Measurement of URB602

Samples containing either URB602 (300 μM), MGL (1.4 pM), or both URB602 and MGL were incubated at 37°C for 30 min in assay buffer. At various time points, the reaction was stopped with an equal volume of ice-cold methanol and directly analyzed in positive ionization mode by LC/MS. We used a SB-CN column (150x2.1 mm i.d., 5 μm, Agilent) eluted with a linear gradient of methanol in water containing 0.25% acetic acid and 5 mM ammonium acetate (from 60% to 100% of methanol in 8 min) at a flow rate of 0.5 ml/min with column temperature at 50°C. Capillary voltage was set at 4 kV and fragmentor voltage was 100V. Nebulizer pressure was set at 60 psi. N₂ was used as drying gas at a flow rate of 13 liters/min and a temperature of 350°C. ESI was in the positive mode and a full scan spectrum was acquired from m/z 100 to 600. Extracted ion chromatograms were used to quantify URB602 ([M+H]⁺, m/z 296).

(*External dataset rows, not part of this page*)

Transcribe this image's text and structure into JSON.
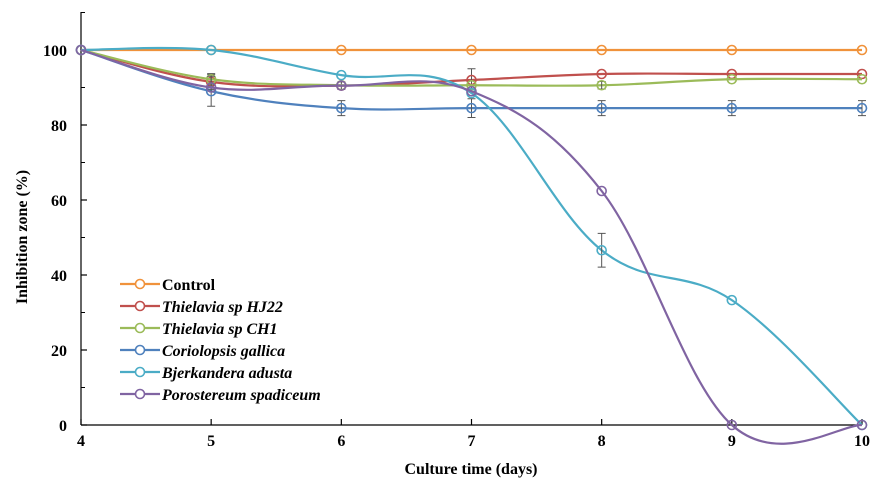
{
  "chart_data": {
    "type": "line",
    "title": "",
    "xlabel": "Culture time (days)",
    "ylabel": "Inhibition zone (%)",
    "xlim": [
      4,
      10
    ],
    "ylim": [
      0,
      110
    ],
    "x_ticks": [
      "4",
      "5",
      "6",
      "7",
      "8",
      "9",
      "10"
    ],
    "y_ticks": [
      "0",
      "20",
      "40",
      "60",
      "80",
      "100"
    ],
    "grid": false,
    "legend_position": "bottom-left",
    "x": [
      4,
      5,
      6,
      7,
      8,
      9,
      10
    ],
    "series": [
      {
        "name": "Control",
        "italic": false,
        "color": "#f0923b",
        "values": [
          100,
          100,
          100,
          100,
          100,
          100,
          100
        ],
        "errors": [
          0,
          0,
          0,
          0,
          0,
          0,
          0
        ]
      },
      {
        "name": "Thielavia sp HJ22",
        "italic": true,
        "color": "#c0504d",
        "values": [
          100,
          91.5,
          90.5,
          92,
          93.6,
          93.6,
          93.6
        ],
        "errors": [
          0,
          2,
          1,
          3,
          0,
          0,
          0
        ]
      },
      {
        "name": "Thielavia sp CH1",
        "italic": true,
        "color": "#9bbb59",
        "values": [
          100,
          92.2,
          90.6,
          90.6,
          90.6,
          92.2,
          92.2
        ],
        "errors": [
          0,
          1.5,
          0,
          0,
          1,
          0,
          0
        ]
      },
      {
        "name": "Coriolopsis gallica",
        "italic": true,
        "color": "#4f81bd",
        "values": [
          100,
          89,
          84.5,
          84.5,
          84.5,
          84.5,
          84.5
        ],
        "errors": [
          0,
          4,
          2,
          2.5,
          2,
          2,
          2
        ]
      },
      {
        "name": "Bjerkandera adusta",
        "italic": true,
        "color": "#4bacc6",
        "values": [
          100,
          100,
          93.3,
          88.5,
          46.6,
          33.3,
          0
        ],
        "errors": [
          0,
          0,
          0,
          0,
          4.5,
          0,
          0
        ]
      },
      {
        "name": "Porostereum spadiceum",
        "italic": true,
        "color": "#8064a2",
        "values": [
          100,
          90,
          90.5,
          89,
          62.4,
          0,
          0
        ],
        "errors": [
          0,
          0,
          0,
          0,
          0,
          0,
          0
        ]
      }
    ]
  }
}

Hippocampal Slice Cultures

Hippocampal organotypic slice cultures were prepared from Wistar rats as previously described [36]. Briefly, postnatal day-9 rats were sacrificed by cryoanesthesia, hippocampi were dissected from 0.4 mm coronal slices prepared using a vibratome and 3 hippocampi per well were incubated in Neurobasal medium on a Millicell culture inserts (Millipore, Billerica, MA). Slices were maintained for 8 days at 37°C with 5% CO₂ before treatment with either URB602 (100 μM) or vehicle (0.1% DMSO in DMEM) for 25 min at 37°C. Reactions were stopped by a wash with ice-cold PBS, followed by fixation with 4% paraformaldehyde for 30 minutes at room temperature. Slices were then extracted in 1 ml of ice-cold methanol/chloroform/water (1:1:2, vol:vol:vol) containing 500 pmol of 2-[²H₈]-AG, and 10 pmol each of [²H₄]-anandamide, and [²H₄]-palmitylethanolamide, added as internal standards. Organic phases were recovered, evaporated under N₂, reconstituted in 50 μl chloroform/methanol (1:3, vol:vol) and analyzed by LC/MS as previously described [18].